Umm Sayyaf, la moglie  del leader Isis ucciso dalle forze speciali Usa

Il marito Abu Sayyaf, tra i leader dell'Isis, è stato ucciso dalle forze speciali Usa in un raid autorizzato dal presidente Obama. E lei, Umm Sayyaf, è stata catturata e trasportata a bordo di un elicottero in un centro di detenzione in Iraq. Secondo il Pentagono, come scrive il Corriere.it, riveste un ruolo importante all’interno dell'organizzazione.

Ashton Carter, segretario alla Difesa americano, durante una conferenza stampa sul blitz, ha sottolineato: "Le forze americane hanno catturato Umm Sayyef che ha un ruolo importante nelle attività di Isis e potrebbe essere stata complice nella cattura e riduzione in schiavitù della yazida che abbiamo liberato". Ora gli investigatori stanno provando ad accertare se la donna abbia un ruolo operativo. Se così dovesse essere naturalmente verrebbe perseguita e detenuta come una terrorista.

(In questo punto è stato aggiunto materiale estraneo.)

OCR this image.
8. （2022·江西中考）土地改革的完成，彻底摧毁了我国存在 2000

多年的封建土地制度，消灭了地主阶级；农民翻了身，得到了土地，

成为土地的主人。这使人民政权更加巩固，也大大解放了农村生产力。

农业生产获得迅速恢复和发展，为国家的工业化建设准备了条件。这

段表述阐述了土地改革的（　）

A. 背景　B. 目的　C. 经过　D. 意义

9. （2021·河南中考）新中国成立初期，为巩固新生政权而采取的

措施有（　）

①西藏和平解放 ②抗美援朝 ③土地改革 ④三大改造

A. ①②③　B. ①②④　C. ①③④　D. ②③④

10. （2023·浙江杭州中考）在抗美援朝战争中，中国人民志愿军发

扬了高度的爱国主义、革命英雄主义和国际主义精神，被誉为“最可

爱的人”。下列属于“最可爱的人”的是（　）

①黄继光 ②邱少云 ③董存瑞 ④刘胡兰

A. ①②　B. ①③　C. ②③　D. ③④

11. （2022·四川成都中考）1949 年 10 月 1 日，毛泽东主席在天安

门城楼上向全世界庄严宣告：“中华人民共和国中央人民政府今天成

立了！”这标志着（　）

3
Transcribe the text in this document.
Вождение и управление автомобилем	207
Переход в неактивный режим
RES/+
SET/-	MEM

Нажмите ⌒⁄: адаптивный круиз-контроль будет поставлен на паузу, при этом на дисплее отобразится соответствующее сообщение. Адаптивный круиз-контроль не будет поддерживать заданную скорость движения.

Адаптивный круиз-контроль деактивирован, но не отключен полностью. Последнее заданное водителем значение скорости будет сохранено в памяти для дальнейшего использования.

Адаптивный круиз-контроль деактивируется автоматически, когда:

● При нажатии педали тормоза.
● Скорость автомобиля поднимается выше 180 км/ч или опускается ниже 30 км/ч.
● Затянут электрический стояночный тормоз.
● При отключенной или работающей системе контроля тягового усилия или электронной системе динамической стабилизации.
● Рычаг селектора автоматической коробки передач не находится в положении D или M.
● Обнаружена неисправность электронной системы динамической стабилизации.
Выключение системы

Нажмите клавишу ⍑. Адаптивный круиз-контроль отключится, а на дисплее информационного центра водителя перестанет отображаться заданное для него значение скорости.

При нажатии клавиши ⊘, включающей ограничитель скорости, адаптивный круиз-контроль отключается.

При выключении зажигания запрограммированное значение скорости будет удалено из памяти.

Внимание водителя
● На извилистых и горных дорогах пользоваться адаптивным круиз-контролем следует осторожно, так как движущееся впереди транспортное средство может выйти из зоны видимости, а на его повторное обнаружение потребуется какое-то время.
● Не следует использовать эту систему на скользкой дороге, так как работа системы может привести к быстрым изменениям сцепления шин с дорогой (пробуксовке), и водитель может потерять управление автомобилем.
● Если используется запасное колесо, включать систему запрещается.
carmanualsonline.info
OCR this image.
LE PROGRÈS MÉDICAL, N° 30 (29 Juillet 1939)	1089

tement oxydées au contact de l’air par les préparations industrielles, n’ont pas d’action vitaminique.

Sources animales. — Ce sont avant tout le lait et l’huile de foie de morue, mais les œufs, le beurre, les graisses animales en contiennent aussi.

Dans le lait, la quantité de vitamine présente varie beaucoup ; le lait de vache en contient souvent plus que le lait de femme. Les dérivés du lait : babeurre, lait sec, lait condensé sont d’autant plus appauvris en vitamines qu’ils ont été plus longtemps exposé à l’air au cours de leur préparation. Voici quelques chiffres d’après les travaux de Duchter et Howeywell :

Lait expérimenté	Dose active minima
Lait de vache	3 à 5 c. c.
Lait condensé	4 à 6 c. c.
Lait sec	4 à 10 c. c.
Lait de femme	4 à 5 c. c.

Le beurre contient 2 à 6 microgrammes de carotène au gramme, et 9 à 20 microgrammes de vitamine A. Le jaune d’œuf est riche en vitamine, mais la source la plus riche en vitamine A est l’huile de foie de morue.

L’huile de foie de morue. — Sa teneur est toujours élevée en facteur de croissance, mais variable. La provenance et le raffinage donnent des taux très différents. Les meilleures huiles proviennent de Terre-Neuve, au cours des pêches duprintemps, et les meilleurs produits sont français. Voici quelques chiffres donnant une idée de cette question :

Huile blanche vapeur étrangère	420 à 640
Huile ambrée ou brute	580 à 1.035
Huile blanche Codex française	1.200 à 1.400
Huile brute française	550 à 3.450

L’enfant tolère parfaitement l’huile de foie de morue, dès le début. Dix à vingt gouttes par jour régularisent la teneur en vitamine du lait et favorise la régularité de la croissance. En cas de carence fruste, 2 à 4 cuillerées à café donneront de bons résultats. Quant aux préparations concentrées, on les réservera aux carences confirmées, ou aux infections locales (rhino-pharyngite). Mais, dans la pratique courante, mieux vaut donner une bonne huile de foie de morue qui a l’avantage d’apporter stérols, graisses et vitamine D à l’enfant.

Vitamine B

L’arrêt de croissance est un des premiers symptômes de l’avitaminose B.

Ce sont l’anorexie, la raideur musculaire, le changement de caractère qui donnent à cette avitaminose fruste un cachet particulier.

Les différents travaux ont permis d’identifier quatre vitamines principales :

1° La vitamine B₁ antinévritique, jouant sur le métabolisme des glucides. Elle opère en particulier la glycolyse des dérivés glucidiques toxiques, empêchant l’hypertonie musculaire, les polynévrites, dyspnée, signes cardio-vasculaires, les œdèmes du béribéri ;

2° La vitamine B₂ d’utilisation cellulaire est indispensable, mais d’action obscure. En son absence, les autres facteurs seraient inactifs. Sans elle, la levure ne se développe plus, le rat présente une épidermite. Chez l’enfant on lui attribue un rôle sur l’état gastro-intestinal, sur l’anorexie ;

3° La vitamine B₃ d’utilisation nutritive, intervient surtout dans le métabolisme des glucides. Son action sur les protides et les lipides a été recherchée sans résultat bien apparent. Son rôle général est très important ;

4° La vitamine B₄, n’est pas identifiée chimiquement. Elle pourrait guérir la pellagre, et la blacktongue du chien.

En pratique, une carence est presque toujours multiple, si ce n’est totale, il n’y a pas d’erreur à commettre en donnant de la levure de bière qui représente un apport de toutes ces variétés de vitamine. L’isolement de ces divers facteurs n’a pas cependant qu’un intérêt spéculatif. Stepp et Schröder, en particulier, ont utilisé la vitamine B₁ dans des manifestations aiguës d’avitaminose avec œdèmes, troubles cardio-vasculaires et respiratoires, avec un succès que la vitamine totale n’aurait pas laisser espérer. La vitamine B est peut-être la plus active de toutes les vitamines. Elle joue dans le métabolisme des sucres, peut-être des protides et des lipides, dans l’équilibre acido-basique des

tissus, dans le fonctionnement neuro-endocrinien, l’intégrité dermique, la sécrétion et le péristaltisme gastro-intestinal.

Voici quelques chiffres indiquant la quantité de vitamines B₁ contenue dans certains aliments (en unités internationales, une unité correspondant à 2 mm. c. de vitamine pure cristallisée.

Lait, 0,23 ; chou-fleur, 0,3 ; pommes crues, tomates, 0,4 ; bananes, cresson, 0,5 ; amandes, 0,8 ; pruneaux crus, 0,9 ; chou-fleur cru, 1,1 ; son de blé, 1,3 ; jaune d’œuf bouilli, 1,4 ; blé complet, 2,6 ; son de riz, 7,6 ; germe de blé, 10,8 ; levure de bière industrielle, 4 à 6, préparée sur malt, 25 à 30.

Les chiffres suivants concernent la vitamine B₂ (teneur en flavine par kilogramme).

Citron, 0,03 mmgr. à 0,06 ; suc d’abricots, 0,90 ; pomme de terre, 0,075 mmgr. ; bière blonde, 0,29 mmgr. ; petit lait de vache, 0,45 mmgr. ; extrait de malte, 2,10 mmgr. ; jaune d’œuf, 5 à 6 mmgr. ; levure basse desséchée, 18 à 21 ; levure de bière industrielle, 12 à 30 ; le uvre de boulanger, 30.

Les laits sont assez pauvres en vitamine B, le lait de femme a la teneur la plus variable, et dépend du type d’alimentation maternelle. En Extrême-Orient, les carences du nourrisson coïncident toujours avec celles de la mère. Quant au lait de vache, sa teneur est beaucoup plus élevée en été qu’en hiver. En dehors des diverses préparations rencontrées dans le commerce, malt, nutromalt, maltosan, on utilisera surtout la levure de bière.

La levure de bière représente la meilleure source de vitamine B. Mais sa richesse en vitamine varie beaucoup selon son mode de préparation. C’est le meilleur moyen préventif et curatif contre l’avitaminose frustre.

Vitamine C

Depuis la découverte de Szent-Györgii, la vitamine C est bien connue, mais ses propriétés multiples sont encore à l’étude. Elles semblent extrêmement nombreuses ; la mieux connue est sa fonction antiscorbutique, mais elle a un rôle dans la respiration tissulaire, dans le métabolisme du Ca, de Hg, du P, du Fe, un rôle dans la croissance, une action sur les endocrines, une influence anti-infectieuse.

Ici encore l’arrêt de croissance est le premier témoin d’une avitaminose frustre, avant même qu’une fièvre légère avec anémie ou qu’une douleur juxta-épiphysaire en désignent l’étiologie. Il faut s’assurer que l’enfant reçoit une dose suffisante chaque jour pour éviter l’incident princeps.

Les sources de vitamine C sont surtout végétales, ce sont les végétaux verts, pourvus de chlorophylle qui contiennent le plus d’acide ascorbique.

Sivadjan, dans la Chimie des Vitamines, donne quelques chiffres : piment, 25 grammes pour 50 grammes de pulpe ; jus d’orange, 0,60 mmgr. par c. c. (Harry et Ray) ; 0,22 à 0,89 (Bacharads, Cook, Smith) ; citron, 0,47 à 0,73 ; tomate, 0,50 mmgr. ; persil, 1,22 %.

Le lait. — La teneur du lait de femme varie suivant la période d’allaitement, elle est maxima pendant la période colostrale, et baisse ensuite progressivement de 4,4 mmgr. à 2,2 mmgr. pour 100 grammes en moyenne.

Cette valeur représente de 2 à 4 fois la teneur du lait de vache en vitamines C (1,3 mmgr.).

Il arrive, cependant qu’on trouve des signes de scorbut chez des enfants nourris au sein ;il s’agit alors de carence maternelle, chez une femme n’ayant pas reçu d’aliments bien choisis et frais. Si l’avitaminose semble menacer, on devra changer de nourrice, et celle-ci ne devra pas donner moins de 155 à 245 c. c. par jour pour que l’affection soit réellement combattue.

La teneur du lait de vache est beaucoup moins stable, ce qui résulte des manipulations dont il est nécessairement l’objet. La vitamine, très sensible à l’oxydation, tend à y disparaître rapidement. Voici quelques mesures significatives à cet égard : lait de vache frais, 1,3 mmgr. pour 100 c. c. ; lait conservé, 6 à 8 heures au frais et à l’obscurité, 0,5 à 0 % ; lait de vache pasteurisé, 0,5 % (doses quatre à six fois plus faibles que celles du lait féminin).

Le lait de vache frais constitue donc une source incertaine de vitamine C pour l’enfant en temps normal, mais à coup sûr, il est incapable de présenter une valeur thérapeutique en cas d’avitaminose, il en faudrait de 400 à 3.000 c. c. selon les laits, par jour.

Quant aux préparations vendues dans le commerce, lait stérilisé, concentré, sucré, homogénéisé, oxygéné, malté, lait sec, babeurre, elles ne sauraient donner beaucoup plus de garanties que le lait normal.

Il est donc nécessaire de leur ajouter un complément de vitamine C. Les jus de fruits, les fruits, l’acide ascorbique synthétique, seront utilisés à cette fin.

Abu Sayyafdel aveva origini tunisine, si è trasferito in Iraq nel 2003 e pare essere stato uno dei primi esponenti di Isis. Sembra plausibile che la moglie di un leader come Umm Sayyaf non solo gestisca il controllo delle schiave e delle altre donne. Ma abbia anche informazioni preziose sulle attività militari del Califfato.